Bahraini Forces Fire on the Crowd

The Bahraini state appears willing to continue to use force against its population.

Via the BBC:  Bahrain troops ‘fire on crowds’

Bahraini security forces have opened fire on anti-government protesters, witnesses and opposition activists say.

The protesters were fired on after they had streamed into the centre of the capital Manama from the funerals of protesters killed in a security crackdown earlier this week.

Witnesses said the army fired live rounds and tear gas, and officials said at least 25 people had been hurt.


An eyewitness told al-Jazeera TV that the authorities gave no warning.

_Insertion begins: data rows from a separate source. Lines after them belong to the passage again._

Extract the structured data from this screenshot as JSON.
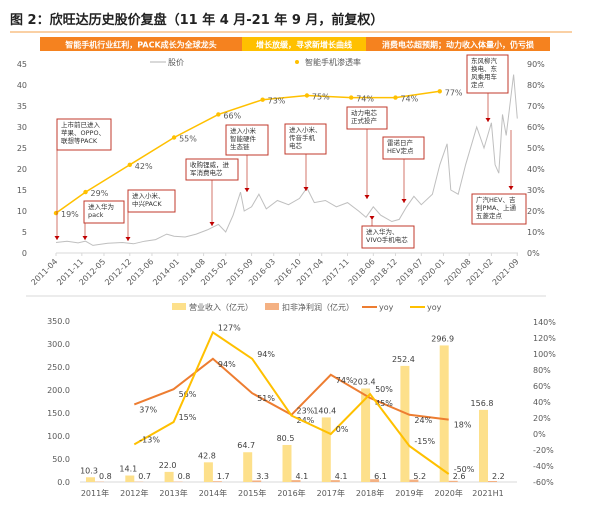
{
  "title": "图 2：欣旺达历史股价复盘（11 年 4 月-21 年 9 月，前复权）",
  "banner": [
    {
      "text": "智能手机行业红利，PACK成长为全球龙头",
      "color": "#f5821f"
    },
    {
      "text": "增长放缓，寻求新增长曲线",
      "color": "#ffc000"
    },
    {
      "text": "消费电芯超预期；动力收入体量小，仍亏损",
      "color": "#f5821f"
    }
  ],
  "chart_data": [
    {
      "type": "line",
      "legend": {
        "price": "股价",
        "penetration": "智能手机渗透率"
      },
      "yleft": {
        "range": [
          0,
          45
        ],
        "ticks": [
          "0",
          "5",
          "10",
          "15",
          "20",
          "25",
          "30",
          "35",
          "40",
          "45"
        ]
      },
      "yright": {
        "range": [
          0,
          90
        ],
        "ticks": [
          "0%",
          "10%",
          "20%",
          "30%",
          "40%",
          "50%",
          "60%",
          "70%",
          "80%",
          "90%"
        ]
      },
      "x_ticks": [
        "2011-04",
        "2011-11",
        "2012-05",
        "2012-12",
        "2013-06",
        "2014-01",
        "2014-08",
        "2015-02",
        "2015-09",
        "2016-03",
        "2016-10",
        "2017-04",
        "2017-11",
        "2018-06",
        "2018-12",
        "2019-07",
        "2020-01",
        "2020-08",
        "2021-02",
        "2021-09"
      ],
      "series": [
        {
          "name": "股价",
          "color": "#bfbfbf",
          "axis": "left",
          "points": [
            [
              "2011-04",
              2.5
            ],
            [
              "2011-07",
              2.8
            ],
            [
              "2011-10",
              2.4
            ],
            [
              "2011-12",
              2.8
            ],
            [
              "2012-02",
              1.8
            ],
            [
              "2012-06",
              2.3
            ],
            [
              "2012-10",
              2.5
            ],
            [
              "2013-01",
              2.2
            ],
            [
              "2013-04",
              2.8
            ],
            [
              "2013-07",
              3.2
            ],
            [
              "2013-10",
              4.5
            ],
            [
              "2013-12",
              4.0
            ],
            [
              "2014-03",
              3.8
            ],
            [
              "2014-06",
              4.5
            ],
            [
              "2014-09",
              5.5
            ],
            [
              "2014-12",
              6.8
            ],
            [
              "2015-02",
              5.0
            ],
            [
              "2015-04",
              9
            ],
            [
              "2015-06",
              14.5
            ],
            [
              "2015-07",
              10
            ],
            [
              "2015-09",
              11
            ],
            [
              "2015-11",
              14
            ],
            [
              "2016-01",
              10.5
            ],
            [
              "2016-04",
              12.5
            ],
            [
              "2016-07",
              11.5
            ],
            [
              "2016-10",
              13
            ],
            [
              "2016-12",
              15.5
            ],
            [
              "2017-02",
              12
            ],
            [
              "2017-05",
              12.5
            ],
            [
              "2017-08",
              11
            ],
            [
              "2017-11",
              12
            ],
            [
              "2018-02",
              10
            ],
            [
              "2018-04",
              8.5
            ],
            [
              "2018-06",
              11
            ],
            [
              "2018-08",
              9
            ],
            [
              "2018-11",
              7.5
            ],
            [
              "2019-01",
              8
            ],
            [
              "2019-03",
              11
            ],
            [
              "2019-05",
              13.5
            ],
            [
              "2019-07",
              11.5
            ],
            [
              "2019-10",
              14
            ],
            [
              "2019-12",
              21
            ],
            [
              "2020-02",
              26
            ],
            [
              "2020-03",
              15
            ],
            [
              "2020-05",
              14
            ],
            [
              "2020-07",
              21
            ],
            [
              "2020-10",
              30
            ],
            [
              "2020-12",
              25
            ],
            [
              "2021-02",
              31
            ],
            [
              "2021-03",
              21
            ],
            [
              "2021-04",
              19
            ],
            [
              "2021-05",
              33
            ],
            [
              "2021-06",
              28
            ],
            [
              "2021-08",
              42.5
            ],
            [
              "2021-09",
              32
            ]
          ]
        },
        {
          "name": "智能手机渗透率",
          "color": "#ffc000",
          "axis": "right",
          "points": [
            [
              "2011-04",
              19,
              "19%"
            ],
            [
              "2011-12",
              29,
              "29%"
            ],
            [
              "2012-12",
              42,
              "42%"
            ],
            [
              "2013-12",
              55,
              "55%"
            ],
            [
              "2014-12",
              66,
              "66%"
            ],
            [
              "2015-12",
              73,
              "73%"
            ],
            [
              "2016-12",
              75,
              "75%"
            ],
            [
              "2017-12",
              74,
              "74%"
            ],
            [
              "2018-12",
              74,
              "74%"
            ],
            [
              "2019-12",
              77,
              "77%"
            ]
          ]
        }
      ],
      "annotations": [
        {
          "lines": [
            "上市前已进入",
            "苹果、OPPO、",
            "联想等PACK"
          ]
        },
        {
          "lines": [
            "进入华为",
            "pack"
          ]
        },
        {
          "lines": [
            "进入小米、",
            "中兴PACK"
          ]
        },
        {
          "lines": [
            "收购锂威，进",
            "军消费电芯"
          ]
        },
        {
          "lines": [
            "进入小米",
            "智能硬件",
            "生态链"
          ]
        },
        {
          "lines": [
            "进入小米、",
            "传音手机",
            "电芯"
          ]
        },
        {
          "lines": [
            "动力电芯",
            "正式投产"
          ]
        },
        {
          "lines": [
            "进入华为、",
            "VIVO手机电芯"
          ]
        },
        {
          "lines": [
            "雷诺日产",
            "HEV定点"
          ]
        },
        {
          "lines": [
            "东风柳汽",
            "换电、东",
            "风乘用车",
            "定点"
          ]
        },
        {
          "lines": [
            "广汽HEV、吉",
            "利PMA、上通",
            "五菱定点"
          ]
        }
      ],
      "annotation_color": "#c0392b"
    },
    {
      "type": "bar+line",
      "categories": [
        "2011年",
        "2012年",
        "2013年",
        "2014年",
        "2015年",
        "2016年",
        "2017年",
        "2018年",
        "2019年",
        "2020年",
        "2021H1"
      ],
      "yleft": {
        "range": [
          0,
          350
        ],
        "ticks": [
          "0.0",
          "50.0",
          "100.0",
          "150.0",
          "200.0",
          "250.0",
          "300.0",
          "350.0"
        ]
      },
      "yright": {
        "range": [
          -60,
          140
        ],
        "ticks": [
          "-60%",
          "-40%",
          "-20%",
          "0%",
          "20%",
          "40%",
          "60%",
          "80%",
          "100%",
          "120%",
          "140%"
        ]
      },
      "series": [
        {
          "name": "营业收入（亿元）",
          "type": "bar",
          "color": "#fde08b",
          "values": [
            10.3,
            14.1,
            22.0,
            42.8,
            64.7,
            80.5,
            140.4,
            203.4,
            252.4,
            296.9,
            156.8
          ],
          "labels": [
            "10.3",
            "14.1",
            "22.0",
            "42.8",
            "64.7",
            "80.5",
            "140.4",
            "203.4",
            "252.4",
            "296.9",
            "156.8"
          ]
        },
        {
          "name": "扣非净利润（亿元）",
          "type": "bar",
          "color": "#f4b183",
          "values": [
            0.8,
            0.7,
            0.8,
            1.7,
            3.3,
            4.1,
            4.1,
            6.1,
            5.2,
            2.6,
            2.2
          ],
          "labels": [
            "0.8",
            "0.7",
            "0.8",
            "1.7",
            "3.3",
            "4.1",
            "4.1",
            "6.1",
            "5.2",
            "2.6",
            "2.2"
          ]
        },
        {
          "name": "yoy",
          "type": "line",
          "color": "#ed7d31",
          "values": [
            null,
            37,
            56,
            94,
            51,
            24,
            74,
            45,
            24,
            18,
            null
          ],
          "labels": [
            null,
            "37%",
            "56%",
            "94%",
            "51%",
            "24%",
            "74%",
            "45%",
            "24%",
            "18%",
            null
          ]
        },
        {
          "name": "yoy",
          "type": "line",
          "color": "#ffc000",
          "values": [
            null,
            -13,
            15,
            127,
            94,
            23,
            0,
            50,
            -15,
            -50,
            null
          ],
          "labels": [
            null,
            "-13%",
            "15%",
            "127%",
            "94%",
            "23%",
            "0%",
            "50%",
            "-15%",
            "-50%",
            null
          ]
        }
      ]
    }
  ]
}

“They just started shooting us. Now there is more than 20 injured in the hospital. One guy has already passed away because he got shot in his head,” said the witness.

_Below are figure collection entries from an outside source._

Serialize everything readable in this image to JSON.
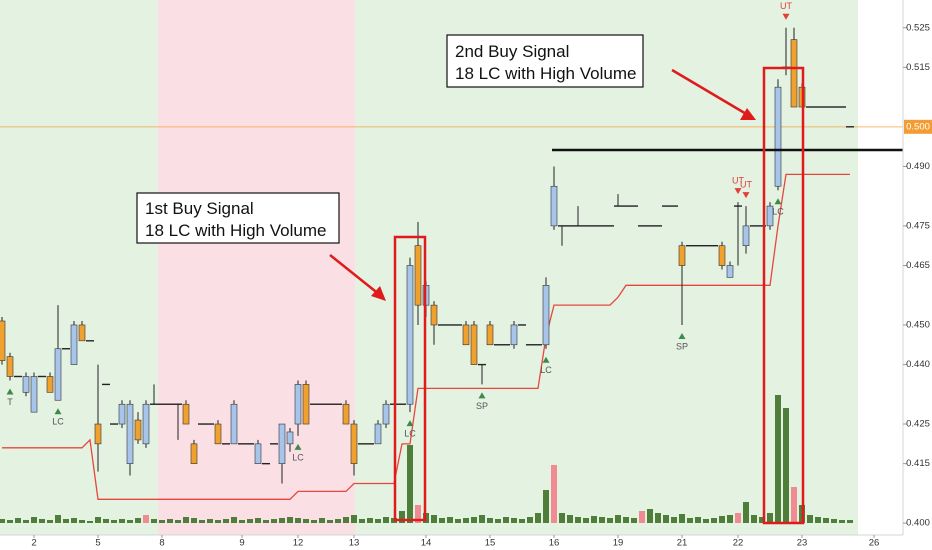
{
  "chart_data": {
    "type": "candlestick",
    "up_color": "#a7c4ea",
    "down_color": "#f0a02c",
    "wick_color": "#222222",
    "ylim": [
      0.397,
      0.532
    ],
    "yticks": [
      {
        "value": 0.4,
        "label": "0.400"
      },
      0.415,
      0.425,
      {
        "value": 0.44,
        "label": "0.440"
      },
      {
        "value": 0.45,
        "label": "0.450"
      },
      0.465,
      0.475,
      {
        "value": 0.49,
        "label": "0.490"
      },
      0.515,
      0.525
    ],
    "last_price": {
      "value": 0.5,
      "label": "0.500",
      "color": "#f39c34"
    },
    "categories": [
      null,
      null,
      null,
      null,
      "2",
      null,
      null,
      null,
      null,
      null,
      null,
      null,
      "5",
      null,
      null,
      null,
      null,
      null,
      null,
      null,
      "8",
      null,
      null,
      null,
      null,
      null,
      null,
      null,
      null,
      null,
      "9",
      null,
      null,
      null,
      null,
      null,
      null,
      "12",
      null,
      null,
      null,
      null,
      null,
      null,
      "13",
      null,
      null,
      null,
      null,
      null,
      null,
      null,
      null,
      "14",
      null,
      null,
      null,
      null,
      null,
      null,
      null,
      "15",
      null,
      null,
      null,
      null,
      null,
      null,
      null,
      "16",
      null,
      null,
      null,
      null,
      null,
      null,
      null,
      "19",
      null,
      null,
      null,
      null,
      null,
      null,
      null,
      "21",
      null,
      null,
      null,
      null,
      null,
      null,
      "22",
      null,
      null,
      null,
      null,
      null,
      null,
      null,
      "23",
      null,
      null,
      null,
      null,
      null,
      null,
      null,
      null,
      "26"
    ],
    "ohlc": [
      [
        0.451,
        0.452,
        0.44,
        0.441
      ],
      [
        0.442,
        0.443,
        0.436,
        0.437
      ],
      [
        0.437,
        0.437,
        0.437,
        0.437
      ],
      [
        0.433,
        0.438,
        0.432,
        0.437
      ],
      [
        0.428,
        0.438,
        0.428,
        0.437
      ],
      [
        0.437,
        0.437,
        0.437,
        0.437
      ],
      [
        0.437,
        0.438,
        0.433,
        0.433
      ],
      [
        0.431,
        0.455,
        0.431,
        0.444
      ],
      [
        0.444,
        0.444,
        0.444,
        0.444
      ],
      [
        0.44,
        0.451,
        0.44,
        0.45
      ],
      [
        0.45,
        0.451,
        0.446,
        0.446
      ],
      [
        0.446,
        0.446,
        0.446,
        0.446
      ],
      [
        0.425,
        0.44,
        0.413,
        0.42
      ],
      [
        0.435,
        0.435,
        0.435,
        0.435
      ],
      [
        0.425,
        0.425,
        0.425,
        0.425
      ],
      [
        0.425,
        0.431,
        0.424,
        0.43
      ],
      [
        0.415,
        0.431,
        0.412,
        0.43
      ],
      [
        0.426,
        0.428,
        0.42,
        0.421
      ],
      [
        0.42,
        0.431,
        0.419,
        0.43
      ],
      [
        0.43,
        0.435,
        0.43,
        0.43
      ],
      [
        0.43,
        0.43,
        0.43,
        0.43
      ],
      [
        0.43,
        0.43,
        0.43,
        0.43
      ],
      [
        0.43,
        0.43,
        0.421,
        0.43
      ],
      [
        0.43,
        0.431,
        0.425,
        0.425
      ],
      [
        0.42,
        0.421,
        0.415,
        0.415
      ],
      [
        0.425,
        0.425,
        0.425,
        0.425
      ],
      [
        0.425,
        0.425,
        0.425,
        0.425
      ],
      [
        0.425,
        0.426,
        0.42,
        0.42
      ],
      [
        0.42,
        0.42,
        0.42,
        0.42
      ],
      [
        0.42,
        0.431,
        0.42,
        0.43
      ],
      [
        0.42,
        0.42,
        0.42,
        0.42
      ],
      [
        0.42,
        0.42,
        0.42,
        0.42
      ],
      [
        0.415,
        0.421,
        0.415,
        0.42
      ],
      [
        0.415,
        0.415,
        0.415,
        0.415
      ],
      [
        0.42,
        0.42,
        0.42,
        0.42
      ],
      [
        0.415,
        0.425,
        0.41,
        0.425
      ],
      [
        0.42,
        0.424,
        0.418,
        0.423
      ],
      [
        0.425,
        0.436,
        0.422,
        0.435
      ],
      [
        0.435,
        0.436,
        0.425,
        0.425
      ],
      [
        0.43,
        0.43,
        0.43,
        0.43
      ],
      [
        0.43,
        0.43,
        0.43,
        0.43
      ],
      [
        0.43,
        0.43,
        0.43,
        0.43
      ],
      [
        0.43,
        0.43,
        0.43,
        0.43
      ],
      [
        0.43,
        0.431,
        0.425,
        0.425
      ],
      [
        0.425,
        0.426,
        0.412,
        0.415
      ],
      [
        0.42,
        0.42,
        0.42,
        0.42
      ],
      [
        0.42,
        0.42,
        0.42,
        0.42
      ],
      [
        0.42,
        0.426,
        0.42,
        0.425
      ],
      [
        0.425,
        0.431,
        0.424,
        0.43
      ],
      [
        0.43,
        0.43,
        0.43,
        0.43
      ],
      [
        0.43,
        0.43,
        0.43,
        0.43
      ],
      [
        0.43,
        0.467,
        0.428,
        0.465
      ],
      [
        0.47,
        0.476,
        0.45,
        0.455
      ],
      [
        0.455,
        0.461,
        0.452,
        0.46
      ],
      [
        0.455,
        0.456,
        0.445,
        0.45
      ],
      [
        0.45,
        0.45,
        0.45,
        0.45
      ],
      [
        0.45,
        0.45,
        0.45,
        0.45
      ],
      [
        0.45,
        0.45,
        0.45,
        0.45
      ],
      [
        0.45,
        0.451,
        0.445,
        0.445
      ],
      [
        0.45,
        0.451,
        0.44,
        0.44
      ],
      [
        0.44,
        0.44,
        0.435,
        0.44
      ],
      [
        0.45,
        0.451,
        0.445,
        0.445
      ],
      [
        0.445,
        0.445,
        0.445,
        0.445
      ],
      [
        0.445,
        0.445,
        0.445,
        0.445
      ],
      [
        0.445,
        0.451,
        0.444,
        0.45
      ],
      [
        0.45,
        0.45,
        0.45,
        0.45
      ],
      [
        0.445,
        0.445,
        0.445,
        0.445
      ],
      [
        0.445,
        0.445,
        0.445,
        0.445
      ],
      [
        0.445,
        0.462,
        0.444,
        0.46
      ],
      [
        0.475,
        0.49,
        0.474,
        0.485
      ],
      [
        0.475,
        0.475,
        0.47,
        0.475
      ],
      [
        0.475,
        0.475,
        0.475,
        0.475
      ],
      [
        0.475,
        0.48,
        0.475,
        0.475
      ],
      [
        0.475,
        0.475,
        0.475,
        0.475
      ],
      [
        0.475,
        0.475,
        0.475,
        0.475
      ],
      [
        0.475,
        0.475,
        0.475,
        0.475
      ],
      [
        0.475,
        0.475,
        0.475,
        0.475
      ],
      [
        0.48,
        0.483,
        0.48,
        0.48
      ],
      [
        0.48,
        0.48,
        0.48,
        0.48
      ],
      [
        0.48,
        0.48,
        0.48,
        0.48
      ],
      [
        0.475,
        0.475,
        0.475,
        0.475
      ],
      [
        0.475,
        0.475,
        0.475,
        0.475
      ],
      [
        0.475,
        0.475,
        0.475,
        0.475
      ],
      [
        0.48,
        0.48,
        0.48,
        0.48
      ],
      [
        0.48,
        0.48,
        0.48,
        0.48
      ],
      [
        0.47,
        0.471,
        0.45,
        0.465
      ],
      [
        0.47,
        0.47,
        0.47,
        0.47
      ],
      [
        0.47,
        0.47,
        0.47,
        0.47
      ],
      [
        0.47,
        0.47,
        0.47,
        0.47
      ],
      [
        0.47,
        0.47,
        0.47,
        0.47
      ],
      [
        0.47,
        0.471,
        0.464,
        0.465
      ],
      [
        0.462,
        0.466,
        0.462,
        0.465
      ],
      [
        0.48,
        0.481,
        0.465,
        0.48
      ],
      [
        0.47,
        0.48,
        0.468,
        0.475
      ],
      [
        0.475,
        0.475,
        0.475,
        0.475
      ],
      [
        0.475,
        0.475,
        0.475,
        0.475
      ],
      [
        0.475,
        0.481,
        0.474,
        0.48
      ],
      [
        0.485,
        0.512,
        0.484,
        0.51
      ],
      [
        0.515,
        0.525,
        0.513,
        0.515
      ],
      [
        0.522,
        0.525,
        0.505,
        0.505
      ],
      [
        0.51,
        0.511,
        0.505,
        0.505
      ],
      [
        0.505,
        0.505,
        0.505,
        0.505
      ],
      [
        0.505,
        0.505,
        0.505,
        0.505
      ],
      [
        0.505,
        0.505,
        0.505,
        0.505
      ],
      [
        0.505,
        0.505,
        0.505,
        0.505
      ],
      [
        0.505,
        0.505,
        0.505,
        0.505
      ],
      [
        0.5,
        0.5,
        0.5,
        0.5
      ],
      null,
      null,
      null
    ],
    "volume": [
      4,
      3,
      5,
      3,
      6,
      4,
      3,
      8,
      4,
      5,
      3,
      2,
      6,
      4,
      3,
      4,
      3,
      5,
      8,
      4,
      3,
      4,
      3,
      6,
      5,
      3,
      4,
      3,
      4,
      6,
      3,
      4,
      5,
      3,
      4,
      5,
      6,
      5,
      4,
      3,
      5,
      3,
      4,
      6,
      8,
      4,
      5,
      4,
      6,
      5,
      12,
      78,
      18,
      10,
      8,
      5,
      6,
      4,
      5,
      6,
      8,
      5,
      4,
      6,
      5,
      4,
      6,
      10,
      33,
      58,
      10,
      8,
      6,
      5,
      7,
      6,
      5,
      8,
      6,
      5,
      12,
      14,
      10,
      8,
      6,
      9,
      5,
      6,
      4,
      5,
      7,
      8,
      10,
      21,
      8,
      6,
      10,
      128,
      115,
      36,
      18,
      8,
      6,
      5,
      4,
      3,
      3,
      null,
      null,
      null
    ],
    "volume_colors": [
      "#4f7d3a",
      "#4f7d3a",
      "#4f7d3a",
      "#4f7d3a",
      "#4f7d3a",
      "#4f7d3a",
      "#4f7d3a",
      "#4f7d3a",
      "#4f7d3a",
      "#4f7d3a",
      "#4f7d3a",
      "#4f7d3a",
      "#4f7d3a",
      "#4f7d3a",
      "#4f7d3a",
      "#4f7d3a",
      "#4f7d3a",
      "#4f7d3a",
      "#f08a93",
      "#4f7d3a",
      "#4f7d3a",
      "#4f7d3a",
      "#4f7d3a",
      "#4f7d3a",
      "#4f7d3a",
      "#4f7d3a",
      "#4f7d3a",
      "#4f7d3a",
      "#4f7d3a",
      "#4f7d3a",
      "#4f7d3a",
      "#4f7d3a",
      "#4f7d3a",
      "#4f7d3a",
      "#4f7d3a",
      "#4f7d3a",
      "#4f7d3a",
      "#4f7d3a",
      "#4f7d3a",
      "#4f7d3a",
      "#4f7d3a",
      "#4f7d3a",
      "#4f7d3a",
      "#4f7d3a",
      "#4f7d3a",
      "#4f7d3a",
      "#4f7d3a",
      "#4f7d3a",
      "#4f7d3a",
      "#4f7d3a",
      "#4f7d3a",
      "#4f7d3a",
      "#f08a93",
      "#4f7d3a",
      "#4f7d3a",
      "#4f7d3a",
      "#4f7d3a",
      "#4f7d3a",
      "#4f7d3a",
      "#4f7d3a",
      "#4f7d3a",
      "#4f7d3a",
      "#4f7d3a",
      "#4f7d3a",
      "#4f7d3a",
      "#4f7d3a",
      "#4f7d3a",
      "#4f7d3a",
      "#4f7d3a",
      "#f08a93",
      "#4f7d3a",
      "#4f7d3a",
      "#4f7d3a",
      "#4f7d3a",
      "#4f7d3a",
      "#4f7d3a",
      "#4f7d3a",
      "#4f7d3a",
      "#4f7d3a",
      "#4f7d3a",
      "#f08a93",
      "#4f7d3a",
      "#4f7d3a",
      "#4f7d3a",
      "#4f7d3a",
      "#4f7d3a",
      "#4f7d3a",
      "#4f7d3a",
      "#4f7d3a",
      "#4f7d3a",
      "#4f7d3a",
      "#4f7d3a",
      "#f08a93",
      "#4f7d3a",
      "#4f7d3a",
      "#4f7d3a",
      "#4f7d3a",
      "#4f7d3a",
      "#4f7d3a",
      "#f08a93",
      "#4f7d3a",
      "#4f7d3a",
      "#4f7d3a",
      "#4f7d3a",
      "#4f7d3a",
      "#4f7d3a",
      "#4f7d3a",
      "#4f7d3a",
      "#4f7d3a",
      "#4f7d3a"
    ],
    "stop_line": {
      "color": "#e8463c",
      "values": [
        0.419,
        0.419,
        0.419,
        0.419,
        0.419,
        0.419,
        0.419,
        0.419,
        0.419,
        0.419,
        0.419,
        0.421,
        0.406,
        0.406,
        0.406,
        0.406,
        0.406,
        0.406,
        0.406,
        0.406,
        0.406,
        0.406,
        0.406,
        0.406,
        0.406,
        0.406,
        0.406,
        0.406,
        0.406,
        0.406,
        0.406,
        0.406,
        0.406,
        0.406,
        0.406,
        0.406,
        0.406,
        0.408,
        0.408,
        0.408,
        0.408,
        0.408,
        0.408,
        0.408,
        0.41,
        0.41,
        0.41,
        0.41,
        0.41,
        0.41,
        0.42,
        0.42,
        0.434,
        0.434,
        0.434,
        0.434,
        0.434,
        0.434,
        0.434,
        0.434,
        0.434,
        0.434,
        0.434,
        0.434,
        0.434,
        0.434,
        0.434,
        0.434,
        0.447,
        0.455,
        0.455,
        0.455,
        0.455,
        0.455,
        0.455,
        0.455,
        0.455,
        0.457,
        0.46,
        0.46,
        0.46,
        0.46,
        0.46,
        0.46,
        0.46,
        0.46,
        0.46,
        0.46,
        0.46,
        0.46,
        0.46,
        0.46,
        0.46,
        0.46,
        0.46,
        0.46,
        0.46,
        0.475,
        0.488,
        0.488,
        0.488,
        0.488,
        0.488,
        0.488,
        0.488,
        0.488,
        0.488,
        null,
        null,
        null
      ]
    },
    "markers": [
      {
        "index": 1,
        "label": "T",
        "side": "below"
      },
      {
        "index": 7,
        "label": "LC",
        "side": "below"
      },
      {
        "index": 37,
        "label": "LC",
        "side": "below"
      },
      {
        "index": 51,
        "label": "LC",
        "side": "below"
      },
      {
        "index": 60,
        "label": "SP",
        "side": "below"
      },
      {
        "index": 68,
        "label": "LC",
        "side": "below"
      },
      {
        "index": 85,
        "label": "SP",
        "side": "below"
      },
      {
        "index": 92,
        "label": "UT",
        "side": "above"
      },
      {
        "index": 93,
        "label": "UT",
        "side": "above"
      },
      {
        "index": 97,
        "label": "LC",
        "side": "below"
      },
      {
        "index": 98,
        "label": "UT",
        "side": "above"
      }
    ],
    "annotations": [
      {
        "lines": [
          "1st Buy Signal",
          "18 LC with High Volume"
        ]
      },
      {
        "lines": [
          "2nd Buy Signal",
          "18 LC with High Volume"
        ]
      }
    ]
  }
}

One protester, 27-year-old bank clerk Ali al-Haji, told AP news agency that live ammunition was used.

“People started running in all directions and bullets were flying, I saw people getting shot in the legs, chest and one man was bleeding from his head,” he said.

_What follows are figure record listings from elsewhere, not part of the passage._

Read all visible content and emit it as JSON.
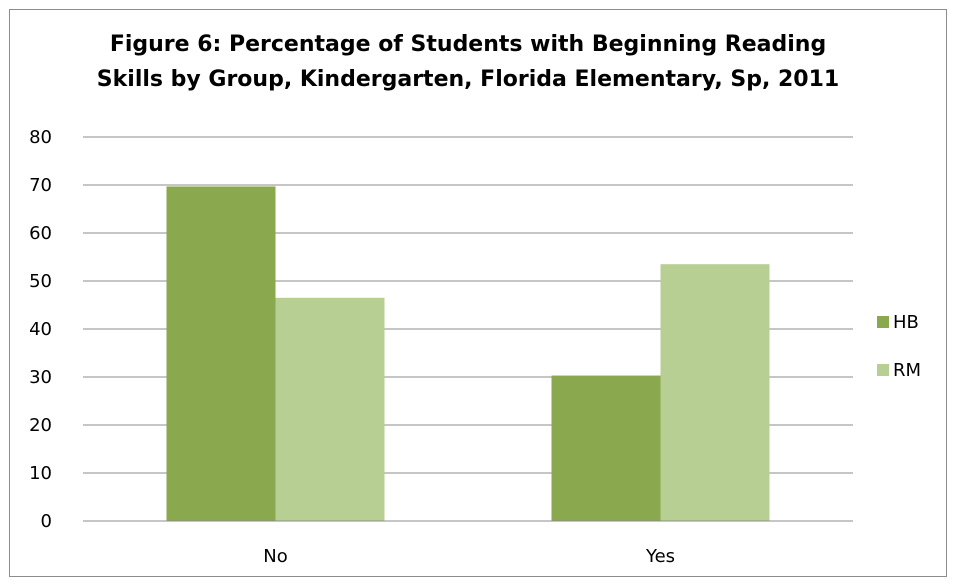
{
  "chart_data": {
    "type": "bar",
    "title_lines": [
      "Figure 6: Percentage of Students with Beginning Reading",
      "Skills by Group, Kindergarten, Florida Elementary, Sp, 2011"
    ],
    "categories": [
      "No",
      "Yes"
    ],
    "series": [
      {
        "name": "HB",
        "values": [
          69.7,
          30.3
        ],
        "color": "#8aa94f"
      },
      {
        "name": "RM",
        "values": [
          46.5,
          53.5
        ],
        "color": "#b8cf93"
      }
    ],
    "ylim": [
      0,
      80
    ],
    "yticks": [
      0,
      10,
      20,
      30,
      40,
      50,
      60,
      70,
      80
    ],
    "grid": true,
    "legend": "right",
    "gridline_color": "#8c8c8c"
  }
}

This situation continues to underscore that people power is only effective when the state is unwilling, for whatever reason, to use force.  As I noted yesterday, the issue remains as to whether the use of state coercion against protestors will create sufficient fear in the population to squelch additional protests or whether it will enrage enough of the population so that even more conflict will emerge.

However, if the military remains willing to fire on the populace, popular rage will lose.

FILED UNDER: Middle East, World Politics, , , ,
Steven L. Taylor
About Steven L. Taylor
Steven L. Taylor is a Professor of Political Science and a College of Arts and Sciences Dean. His main areas of expertise include parties, elections, and the institutional design of democracies. His most recent book is the co-authored A Different Democracy: American Government in a 31-Country Perspective. He earned his Ph.D. from the University of Texas and his BA from the University of California, Irvine. He has been blogging since 2003 (originally at the now defunct Poliblog). Follow Steven on Twitter


  1. Dave Schuler says:

    Significant difference from Egypt: the Al Khalifa family has been predisposed to hiring foreign troops for their army. The reasons for it are varied and include not wanting to arm Shi’a (of either of Bahrain’s major Shi’a sects), the small population,druthers among the Sunni minority, and situations just such as this.